When Should I Use Accounts Receivable Financing?
Accounts receivable financing is a good option for businesses that have Accounts Receivable but don’t have other collateral to get money quickly. It’s also a good option for companies that don’t have the best credit. For companies to be successful with this type of financing, they need to either be growing or have very stable, recurring sales.
Can I Get Financing With Bad Credit?
It depends on the lender. Some lenders will work with companies that have bad credit, while others will not. It’s important to shop around and find the right lender for your company. Overall, companies with bad credit are most likely to be approved for factoring (since you are selling the receivable) and least likely to be approved for a loan on the accounts.
What Are The Benefits Of Accounts Receivable Financing?
This type of financing can provide businesses with the money they need to grow and expand. It’s a quick and easy way to get cash, and there are multiple ways to put your accounts to work. They are also more flexible for newer businesses or businesses with weak credit.
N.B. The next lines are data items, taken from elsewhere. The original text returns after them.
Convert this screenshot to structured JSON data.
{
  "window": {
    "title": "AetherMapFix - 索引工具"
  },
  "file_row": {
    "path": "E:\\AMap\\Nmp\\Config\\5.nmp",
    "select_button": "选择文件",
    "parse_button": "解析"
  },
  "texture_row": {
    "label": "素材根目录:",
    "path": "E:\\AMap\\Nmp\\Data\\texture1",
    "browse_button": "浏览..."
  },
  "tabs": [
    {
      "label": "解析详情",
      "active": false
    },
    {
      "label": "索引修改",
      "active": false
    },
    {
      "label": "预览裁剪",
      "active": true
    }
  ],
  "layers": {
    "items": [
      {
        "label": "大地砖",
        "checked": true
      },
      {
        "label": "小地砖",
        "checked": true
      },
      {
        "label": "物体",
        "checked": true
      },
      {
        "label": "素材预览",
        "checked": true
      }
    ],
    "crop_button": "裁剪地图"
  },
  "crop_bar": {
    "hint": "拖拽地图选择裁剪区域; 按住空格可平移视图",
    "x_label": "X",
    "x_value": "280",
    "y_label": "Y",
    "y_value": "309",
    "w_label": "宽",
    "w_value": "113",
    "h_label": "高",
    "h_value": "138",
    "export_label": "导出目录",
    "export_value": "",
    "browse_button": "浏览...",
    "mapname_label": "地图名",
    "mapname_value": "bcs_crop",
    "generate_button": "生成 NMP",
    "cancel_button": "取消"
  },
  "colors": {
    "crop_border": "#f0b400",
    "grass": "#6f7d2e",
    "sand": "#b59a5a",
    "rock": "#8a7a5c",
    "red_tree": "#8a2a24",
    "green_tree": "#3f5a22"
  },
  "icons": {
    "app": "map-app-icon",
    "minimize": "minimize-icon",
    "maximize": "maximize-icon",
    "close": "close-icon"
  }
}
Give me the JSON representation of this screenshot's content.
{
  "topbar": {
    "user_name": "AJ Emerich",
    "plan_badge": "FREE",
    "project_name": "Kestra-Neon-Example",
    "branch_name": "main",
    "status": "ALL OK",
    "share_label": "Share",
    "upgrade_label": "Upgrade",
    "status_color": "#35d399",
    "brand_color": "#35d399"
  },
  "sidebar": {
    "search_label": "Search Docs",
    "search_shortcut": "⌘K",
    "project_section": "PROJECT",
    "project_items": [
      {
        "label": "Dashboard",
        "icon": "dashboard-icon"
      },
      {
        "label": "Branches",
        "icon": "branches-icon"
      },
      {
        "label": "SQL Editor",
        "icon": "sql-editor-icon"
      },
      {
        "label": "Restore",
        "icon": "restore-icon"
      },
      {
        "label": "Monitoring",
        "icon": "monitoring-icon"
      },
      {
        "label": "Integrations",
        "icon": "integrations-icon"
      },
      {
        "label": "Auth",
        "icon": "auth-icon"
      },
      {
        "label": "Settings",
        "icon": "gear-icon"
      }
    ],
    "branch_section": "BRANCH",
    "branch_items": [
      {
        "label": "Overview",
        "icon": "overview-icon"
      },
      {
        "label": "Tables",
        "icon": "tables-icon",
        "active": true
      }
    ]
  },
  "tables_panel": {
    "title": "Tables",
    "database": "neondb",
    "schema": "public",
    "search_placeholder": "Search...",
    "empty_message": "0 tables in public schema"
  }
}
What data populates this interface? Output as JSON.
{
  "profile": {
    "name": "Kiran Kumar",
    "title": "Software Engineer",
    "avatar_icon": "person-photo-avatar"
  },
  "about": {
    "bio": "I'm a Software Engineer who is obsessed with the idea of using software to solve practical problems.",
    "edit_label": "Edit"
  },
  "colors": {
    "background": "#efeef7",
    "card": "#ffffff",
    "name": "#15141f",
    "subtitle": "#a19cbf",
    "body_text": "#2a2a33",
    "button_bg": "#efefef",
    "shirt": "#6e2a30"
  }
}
How Can I Monitor Accounts Receivable?
The best way to monitor accounts receivable is using the accounts receivable to sales ratio. The Accounts Receivable to Sales Ratio measures how much a company’s sales occur on credit. When a company has a more significant percentage of its sales happening on credit, it may run into short-term liquidity problems. The Accounts Receivable to Sales Ratio is calculated by dividing the company’s sales for a given accounting period by its accounts receivables for the same period.